Applying both versions of the ESMO-MCBS can help to identify potentially beneficial cancer indications, but also those with rather uncertain or low clinical benefit and thus, support the fair allocation of limited health care resources.
欧洲肿瘤内科学会(ESMO)开发的临床获益量表(MCBS)可用于标准评估实体瘤药物的临床获益程度。我们将两种 ESMO-MCBS 版本应用于过去 12 年的欧洲癌症药物审批,并比较了两个预先设定的营销授权时间框架,以确定随着时间的推移潜在的评分变化。
纳入了 2009 年 1 月 1 日至 2020 年 10 月 31 日期间,由欧洲药品管理局(EMA)批准的原创实体瘤药物和适应症扩展的研究样本。为了评估这些癌症适应证的临床获益,我们将原始 ESMO-MCBS(版本 1.1)和本地改编的 ESMO-MCBS 版本应用于研究样本。因此,我们比较了两种 ESMO-MCBS 版本,并进行了额外的分析,以确定两个批准时间框架(2009-2014 年与 2015-2020 年)之间潜在的评分差异。
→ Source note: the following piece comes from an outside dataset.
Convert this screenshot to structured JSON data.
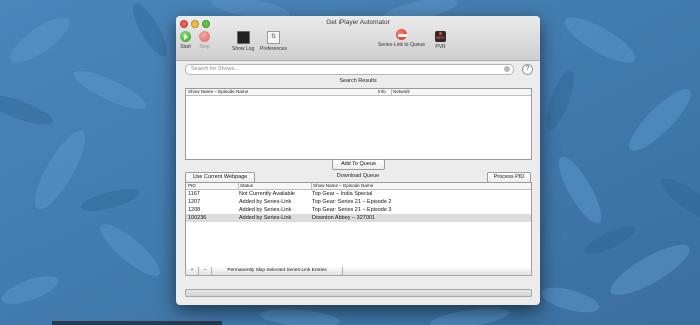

共有 144 种用于治疗(n=9)或非治疗(n=135)的癌症适应证符合 ESMO-MCBS 评估标准。仅少数评估的癌症适应证符合有意义的临床获益(MCB)标准,而与应用的量表版本和治疗意图无关(原始:n=48/144,33.3%与改编:n=27/144,18.8%)。比较两个 EMA 批准时间框架,可观察到批准的癌症适应证数量不断增加:2009-2014 年:n=9/年与 2015-2020 年:n=14/年。此外,当比较预先设定的授权时间框架时,几乎没有检测到符合 MCB 标准的癌症适应证比例有差异(原始:+4.1%和改编:+3.9%)。
应用 ESMO-MCBS 的两个版本可以帮助识别潜在有益的癌症适应证,也可以识别那些临床获益程度不确定或较低的癌症适应证,从而支持公平分配有限的医疗保健资源。